Beat the itch of winter skin

Beat the itch of winter skin

Beat the itch of winter skin Come winter and the floodgates of information on the ‘best ways to keep skin healthy’ open to the extent that one goes numb with all the misinformation and bogus advice. Everyone from your dadi to your 10-year-old cousin has some totka or suggestion to give regarding a better skincare regimen to counter the harsh winds. With everyone chipping in their two cents’ worth, it’s important to distinguish between myth and reality.
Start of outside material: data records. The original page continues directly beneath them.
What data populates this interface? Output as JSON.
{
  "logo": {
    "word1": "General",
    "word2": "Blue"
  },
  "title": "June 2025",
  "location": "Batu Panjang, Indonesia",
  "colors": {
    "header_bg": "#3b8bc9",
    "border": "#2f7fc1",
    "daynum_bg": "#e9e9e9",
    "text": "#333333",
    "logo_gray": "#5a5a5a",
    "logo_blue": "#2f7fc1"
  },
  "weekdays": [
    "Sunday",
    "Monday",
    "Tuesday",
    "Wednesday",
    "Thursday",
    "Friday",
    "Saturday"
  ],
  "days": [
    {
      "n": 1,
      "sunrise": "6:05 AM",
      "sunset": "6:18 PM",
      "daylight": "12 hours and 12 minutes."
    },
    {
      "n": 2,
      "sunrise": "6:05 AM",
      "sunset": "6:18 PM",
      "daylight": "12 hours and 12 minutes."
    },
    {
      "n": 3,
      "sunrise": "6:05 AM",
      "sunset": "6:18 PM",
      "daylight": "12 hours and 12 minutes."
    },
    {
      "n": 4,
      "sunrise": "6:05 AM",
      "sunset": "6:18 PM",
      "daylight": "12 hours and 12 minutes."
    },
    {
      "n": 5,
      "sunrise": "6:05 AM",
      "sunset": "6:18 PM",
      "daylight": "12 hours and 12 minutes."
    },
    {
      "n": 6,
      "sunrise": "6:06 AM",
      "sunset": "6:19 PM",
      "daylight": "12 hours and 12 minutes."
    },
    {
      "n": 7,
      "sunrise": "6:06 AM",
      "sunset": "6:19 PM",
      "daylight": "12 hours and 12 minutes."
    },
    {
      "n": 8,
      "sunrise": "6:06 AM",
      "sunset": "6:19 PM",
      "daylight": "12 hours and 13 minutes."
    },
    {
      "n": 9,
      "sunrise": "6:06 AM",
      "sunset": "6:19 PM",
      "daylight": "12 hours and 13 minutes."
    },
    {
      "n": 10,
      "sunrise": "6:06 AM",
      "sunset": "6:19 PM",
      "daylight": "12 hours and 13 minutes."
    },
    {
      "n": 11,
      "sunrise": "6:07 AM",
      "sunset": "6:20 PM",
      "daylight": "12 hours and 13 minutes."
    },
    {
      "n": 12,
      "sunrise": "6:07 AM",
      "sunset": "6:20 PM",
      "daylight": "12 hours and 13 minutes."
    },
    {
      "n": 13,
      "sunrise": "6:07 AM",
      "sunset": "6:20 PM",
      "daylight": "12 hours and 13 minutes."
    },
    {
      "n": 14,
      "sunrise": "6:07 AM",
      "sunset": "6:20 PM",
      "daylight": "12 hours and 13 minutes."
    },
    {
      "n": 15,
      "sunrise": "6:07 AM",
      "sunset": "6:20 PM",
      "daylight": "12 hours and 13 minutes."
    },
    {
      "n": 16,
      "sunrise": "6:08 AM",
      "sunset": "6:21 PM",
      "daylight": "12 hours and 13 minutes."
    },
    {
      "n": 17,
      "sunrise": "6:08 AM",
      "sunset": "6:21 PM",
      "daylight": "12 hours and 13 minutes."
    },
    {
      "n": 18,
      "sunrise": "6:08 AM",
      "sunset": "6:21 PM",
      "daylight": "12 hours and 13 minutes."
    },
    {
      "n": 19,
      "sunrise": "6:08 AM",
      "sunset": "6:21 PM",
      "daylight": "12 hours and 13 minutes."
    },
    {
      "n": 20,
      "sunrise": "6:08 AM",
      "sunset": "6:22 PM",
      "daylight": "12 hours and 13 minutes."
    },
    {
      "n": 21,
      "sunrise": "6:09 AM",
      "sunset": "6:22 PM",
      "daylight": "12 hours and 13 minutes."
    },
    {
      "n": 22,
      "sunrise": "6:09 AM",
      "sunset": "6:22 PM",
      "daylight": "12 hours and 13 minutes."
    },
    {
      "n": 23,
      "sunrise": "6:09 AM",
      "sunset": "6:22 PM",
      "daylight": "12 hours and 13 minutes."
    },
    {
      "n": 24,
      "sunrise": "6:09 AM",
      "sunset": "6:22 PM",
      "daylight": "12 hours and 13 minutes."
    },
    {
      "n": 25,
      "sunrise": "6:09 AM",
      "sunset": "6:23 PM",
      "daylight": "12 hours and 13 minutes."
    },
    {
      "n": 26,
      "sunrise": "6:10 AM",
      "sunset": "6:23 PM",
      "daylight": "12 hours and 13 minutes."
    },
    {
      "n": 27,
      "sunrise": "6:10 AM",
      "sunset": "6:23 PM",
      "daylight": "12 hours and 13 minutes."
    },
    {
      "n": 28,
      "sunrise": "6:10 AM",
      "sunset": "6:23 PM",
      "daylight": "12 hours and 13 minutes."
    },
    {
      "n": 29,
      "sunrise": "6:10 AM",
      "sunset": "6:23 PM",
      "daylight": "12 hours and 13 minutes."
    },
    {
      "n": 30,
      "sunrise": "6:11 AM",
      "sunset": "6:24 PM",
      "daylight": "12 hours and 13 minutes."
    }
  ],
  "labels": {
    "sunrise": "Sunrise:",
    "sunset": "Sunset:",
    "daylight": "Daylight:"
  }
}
People with dry skin see this a season to apply layers and layers of cream to counter the cold weather. Some even switch to natural oils like almond oil, coconut oil and olive oil, thinking that those are actually better than moisturisers. However, dermatologist Dr Badr Dhanani dispels this misconception saying, “Direct application of oil is never a good idea. If oil should be used, it should be used with water, perhaps a couple of drops of olive oil in the bucket when taking a shower.” Additionally, “Overcoating is harmful as well. You should know your skin type well and get a suitable moisturiser.”

On the other end of the spectrum are people who see winter as a time for a natural glow and the rose tint that the weather brings to the cheeks. Little do they realise that it’s actually the broken capillaries in the cheeks that make them look oh-so-desirable. This could lead to permanent redness (rosacea), reports “This is where ignorance and illiteracy come. The redness, so-called rosy cheeks, is actually damaged skin which sometimes cracks and makes cheeks bleed as well,” explains Dhanani.

Other ill-informed people think that if they have oily skin they can forgo the moisturiser completely, not realising that dry, cold climates wear on all skin types. Dhanani states, “Some level of lubrication is necessary for the healthy functioning of skin. Even people with oily skin should apply a thin layer of coating which serves as a defence mechanism against pollution and dirt in the atmosphere.” To illustrate his point even further, the dermatologist adds, “Just like we use some kind of coating for the furniture at home to protect it from damage, similarly, our skin also needs a layer of coating in the form of a good moisturiser.”

Meanwhile, if you think winter is the time to spend hours in the hot water shower, think again. They might feel great on a bone-chilling day, but hot water baths can actually be harmful as they strip away the essential oils from the skin. “Bath water should always be lukewarm as steaming hot water will remove your natural skin oils,” warns Dhanani.